Auction Update Review
Some fresh thinking: countdown to launch
Fifty years of book collecting has only increased my interest in collectible material. As a kid I could ask, see, visit, barter, trade, negotiate and buy and gather impressions that altogether developed into a consuming passion for the complex and rare. I've had many careers but never experienced in anything else the complex challenges of the world of print. In this field the Rubik's Cube is, by comparison, a piece of cake. Today, at 64, to me the field has never been clearer, it's divisions ever more defined. But neither has the field been, at least in modern times, less healthy. The field has become a continent of states and provinces, all to some extent important, none significant enough to carry the over-arching concept of collecting to the next generation. In our re-introduction of the site we hope to fan these flames.
Those who collect today invariably use the web but most learned about the field in the era when dealers had open shops, book fairs were larger and more frequent and works on paper were generally held in higher esteem.
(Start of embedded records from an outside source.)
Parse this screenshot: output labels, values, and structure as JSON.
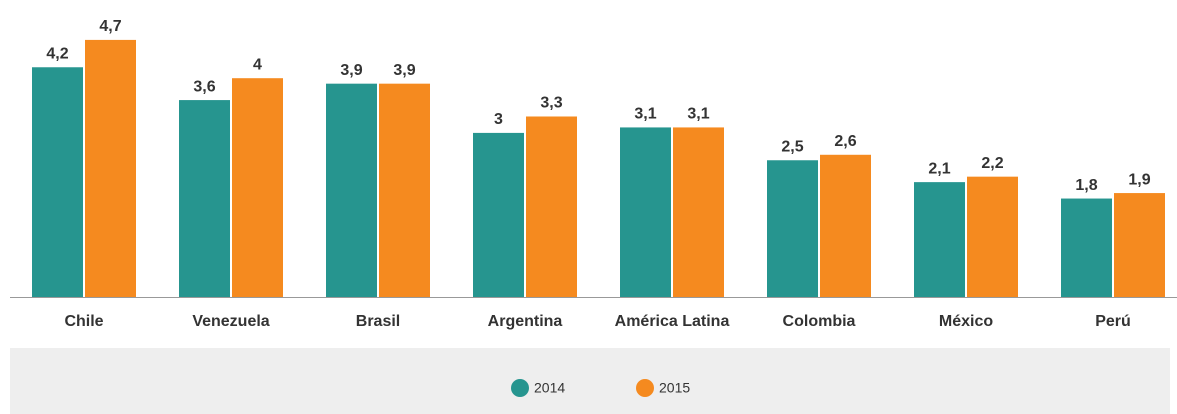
{
  "chart_data": {
    "type": "bar",
    "categories": [
      "Chile",
      "Venezuela",
      "Brasil",
      "Argentina",
      "América Latina",
      "Colombia",
      "México",
      "Perú"
    ],
    "series": [
      {
        "name": "2014",
        "color": "#26958f",
        "values": [
          4.2,
          3.6,
          3.9,
          3,
          3.1,
          2.5,
          2.1,
          1.8
        ],
        "value_labels": [
          "4,2",
          "3,6",
          "3,9",
          "3",
          "3,1",
          "2,5",
          "2,1",
          "1,8"
        ]
      },
      {
        "name": "2015",
        "color": "#f58a1f",
        "values": [
          4.7,
          4,
          3.9,
          3.3,
          3.1,
          2.6,
          2.2,
          1.9
        ],
        "value_labels": [
          "4,7",
          "4",
          "3,9",
          "3,3",
          "3,1",
          "2,6",
          "2,2",
          "1,9"
        ]
      }
    ]
  }
}
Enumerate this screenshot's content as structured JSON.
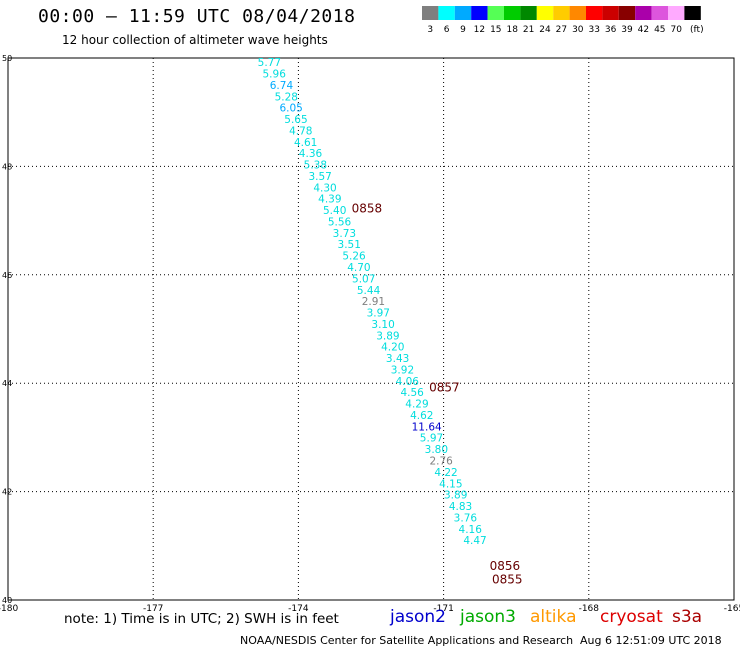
{
  "header": {
    "title": "00:00 – 11:59 UTC 08/04/2018",
    "subtitle": "12 hour collection of altimeter wave heights"
  },
  "legend": {
    "unit": "(ft)",
    "bins": [
      {
        "label": "3",
        "color": "#7f7f7f"
      },
      {
        "label": "6",
        "color": "#00ffff"
      },
      {
        "label": "9",
        "color": "#00aaff"
      },
      {
        "label": "12",
        "color": "#0000ff"
      },
      {
        "label": "15",
        "color": "#55ff55"
      },
      {
        "label": "18",
        "color": "#00cc00"
      },
      {
        "label": "21",
        "color": "#008800"
      },
      {
        "label": "24",
        "color": "#ffff00"
      },
      {
        "label": "27",
        "color": "#ffcc00"
      },
      {
        "label": "30",
        "color": "#ff8800"
      },
      {
        "label": "33",
        "color": "#ff0000"
      },
      {
        "label": "36",
        "color": "#cc0000"
      },
      {
        "label": "39",
        "color": "#880000"
      },
      {
        "label": "42",
        "color": "#aa00aa"
      },
      {
        "label": "45",
        "color": "#dd55dd"
      },
      {
        "label": "70",
        "color": "#ffaaff"
      },
      {
        "label": "",
        "color": "#000000"
      }
    ]
  },
  "map": {
    "lon_range": [
      -180,
      -165
    ],
    "lat_range": [
      40,
      50
    ],
    "lon_ticks": [
      "-180",
      "-177",
      "-174",
      "-171",
      "-168",
      "-165"
    ],
    "lon_tick_values": [
      -180,
      -177,
      -174,
      -171,
      -168,
      -165
    ],
    "lat_ticks": [
      "50",
      "48",
      "46",
      "44",
      "42",
      "40"
    ],
    "lat_tick_values": [
      50,
      48,
      46,
      44,
      42,
      40
    ],
    "grid": "dotted"
  },
  "track": {
    "points": [
      {
        "lon": -174.6,
        "lat": 49.85,
        "label": "5.77",
        "color": "#00dddd"
      },
      {
        "lon": -174.5,
        "lat": 49.64,
        "label": "5.96",
        "color": "#00dddd"
      },
      {
        "lon": -174.35,
        "lat": 49.43,
        "label": "6.74",
        "color": "#00aaff"
      },
      {
        "lon": -174.25,
        "lat": 49.22,
        "label": "5.28",
        "color": "#00dddd"
      },
      {
        "lon": -174.15,
        "lat": 49.01,
        "label": "6.05",
        "color": "#00aaff"
      },
      {
        "lon": -174.05,
        "lat": 48.8,
        "label": "5.65",
        "color": "#00dddd"
      },
      {
        "lon": -173.95,
        "lat": 48.59,
        "label": "4.78",
        "color": "#00dddd"
      },
      {
        "lon": -173.85,
        "lat": 48.38,
        "label": "4.61",
        "color": "#00dddd"
      },
      {
        "lon": -173.75,
        "lat": 48.17,
        "label": "4.36",
        "color": "#00dddd"
      },
      {
        "lon": -173.65,
        "lat": 47.96,
        "label": "5.38",
        "color": "#00dddd"
      },
      {
        "lon": -173.55,
        "lat": 47.75,
        "label": "3.57",
        "color": "#00dddd"
      },
      {
        "lon": -173.45,
        "lat": 47.54,
        "label": "4.30",
        "color": "#00dddd"
      },
      {
        "lon": -173.35,
        "lat": 47.33,
        "label": "4.39",
        "color": "#00dddd"
      },
      {
        "lon": -173.25,
        "lat": 47.12,
        "label": "5.40",
        "color": "#00dddd"
      },
      {
        "lon": -173.15,
        "lat": 46.91,
        "label": "5.56",
        "color": "#00dddd"
      },
      {
        "lon": -173.05,
        "lat": 46.7,
        "label": "3.73",
        "color": "#00dddd"
      },
      {
        "lon": -172.95,
        "lat": 46.49,
        "label": "3.51",
        "color": "#00dddd"
      },
      {
        "lon": -172.85,
        "lat": 46.28,
        "label": "5.26",
        "color": "#00dddd"
      },
      {
        "lon": -172.75,
        "lat": 46.07,
        "label": "4.70",
        "color": "#00dddd"
      },
      {
        "lon": -172.65,
        "lat": 45.86,
        "label": "5.07",
        "color": "#00dddd"
      },
      {
        "lon": -172.55,
        "lat": 45.65,
        "label": "5.44",
        "color": "#00dddd"
      },
      {
        "lon": -172.45,
        "lat": 45.44,
        "label": "2.91",
        "color": "#7f7f7f"
      },
      {
        "lon": -172.35,
        "lat": 45.23,
        "label": "3.97",
        "color": "#00dddd"
      },
      {
        "lon": -172.25,
        "lat": 45.02,
        "label": "3.10",
        "color": "#00dddd"
      },
      {
        "lon": -172.15,
        "lat": 44.81,
        "label": "3.89",
        "color": "#00dddd"
      },
      {
        "lon": -172.05,
        "lat": 44.6,
        "label": "4.20",
        "color": "#00dddd"
      },
      {
        "lon": -171.95,
        "lat": 44.39,
        "label": "3.43",
        "color": "#00dddd"
      },
      {
        "lon": -171.85,
        "lat": 44.18,
        "label": "3.92",
        "color": "#00dddd"
      },
      {
        "lon": -171.75,
        "lat": 43.97,
        "label": "4.06",
        "color": "#00dddd"
      },
      {
        "lon": -171.65,
        "lat": 43.76,
        "label": "4.56",
        "color": "#00dddd"
      },
      {
        "lon": -171.55,
        "lat": 43.55,
        "label": "4.29",
        "color": "#00dddd"
      },
      {
        "lon": -171.45,
        "lat": 43.34,
        "label": "4.62",
        "color": "#00dddd"
      },
      {
        "lon": -171.35,
        "lat": 43.13,
        "label": "11.64",
        "color": "#0000cc"
      },
      {
        "lon": -171.25,
        "lat": 42.92,
        "label": "5.97",
        "color": "#00dddd"
      },
      {
        "lon": -171.15,
        "lat": 42.71,
        "label": "3.80",
        "color": "#00dddd"
      },
      {
        "lon": -171.05,
        "lat": 42.5,
        "label": "2.76",
        "color": "#7f7f7f"
      },
      {
        "lon": -170.95,
        "lat": 42.29,
        "label": "4.22",
        "color": "#00dddd"
      },
      {
        "lon": -170.85,
        "lat": 42.08,
        "label": "4.15",
        "color": "#00dddd"
      },
      {
        "lon": -170.75,
        "lat": 41.87,
        "label": "3.89",
        "color": "#00dddd"
      },
      {
        "lon": -170.65,
        "lat": 41.66,
        "label": "4.83",
        "color": "#00dddd"
      },
      {
        "lon": -170.55,
        "lat": 41.45,
        "label": "3.76",
        "color": "#00dddd"
      },
      {
        "lon": -170.45,
        "lat": 41.24,
        "label": "4.16",
        "color": "#00dddd"
      },
      {
        "lon": -170.35,
        "lat": 41.03,
        "label": "4.47",
        "color": "#00dddd"
      }
    ],
    "time_labels": [
      {
        "lon": -172.9,
        "lat": 47.15,
        "label": "0858"
      },
      {
        "lon": -171.3,
        "lat": 43.85,
        "label": "0857"
      },
      {
        "lon": -170.05,
        "lat": 40.55,
        "label": "0856"
      },
      {
        "lon": -170.0,
        "lat": 40.3,
        "label": "0855"
      }
    ],
    "time_label_color": "#660000"
  },
  "footer": {
    "note": "note: 1) Time is in UTC; 2) SWH is in feet",
    "satellites": [
      {
        "name": "jason2",
        "color": "#0000cc"
      },
      {
        "name": "jason3",
        "color": "#00aa00"
      },
      {
        "name": "altika",
        "color": "#ff9900"
      },
      {
        "name": "cryosat",
        "color": "#dd0000"
      },
      {
        "name": "s3a",
        "color": "#aa0000"
      }
    ],
    "center": "NOAA/NESDIS Center for Satellite Applications and Research",
    "timestamp": "Aug  6 12:51:09 UTC 2018"
  }
}
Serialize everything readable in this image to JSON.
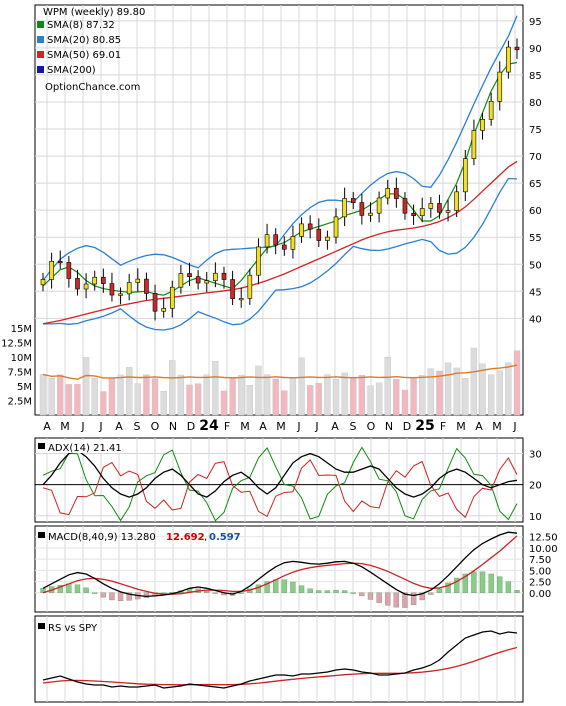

Were today's collectors young again no doubt they too would be drawn in the myriad directions that beckon acquirers too often to see works on papers as "what their father used to collect."
This coming week we'll introduce a new take on collecting. It is intended to appeal to the next generation while being transparent to those with experience. It is intended to be both simple and challenging and to directly confront the idea that the field as a succession of independent marketplaces is the future of bookselling. I don't believe it. In the model we'll introduce it is the material that is important. That material may come from dealers, collectors or institutions and be offered at auction, on line, at shows or in dealer catalogues.
We see in this the potential for wider interest and recovering prices. We see hundreds, if not thousands of dealers, having a chance for extended careers and more comfortable livings. We see this because the interconnected approach we'll use will simply be easier to understand in what will be a more transparent process. Simply stated, we believe clarity will beget interest.
For the rare book, manuscript, map and ephemera fields to prosper collectors must have confidence. In a series of steps over the next six weeks we'll introduce an approach to do this. And if some are positively influenced the nine months of preparation will have been well worth the effort.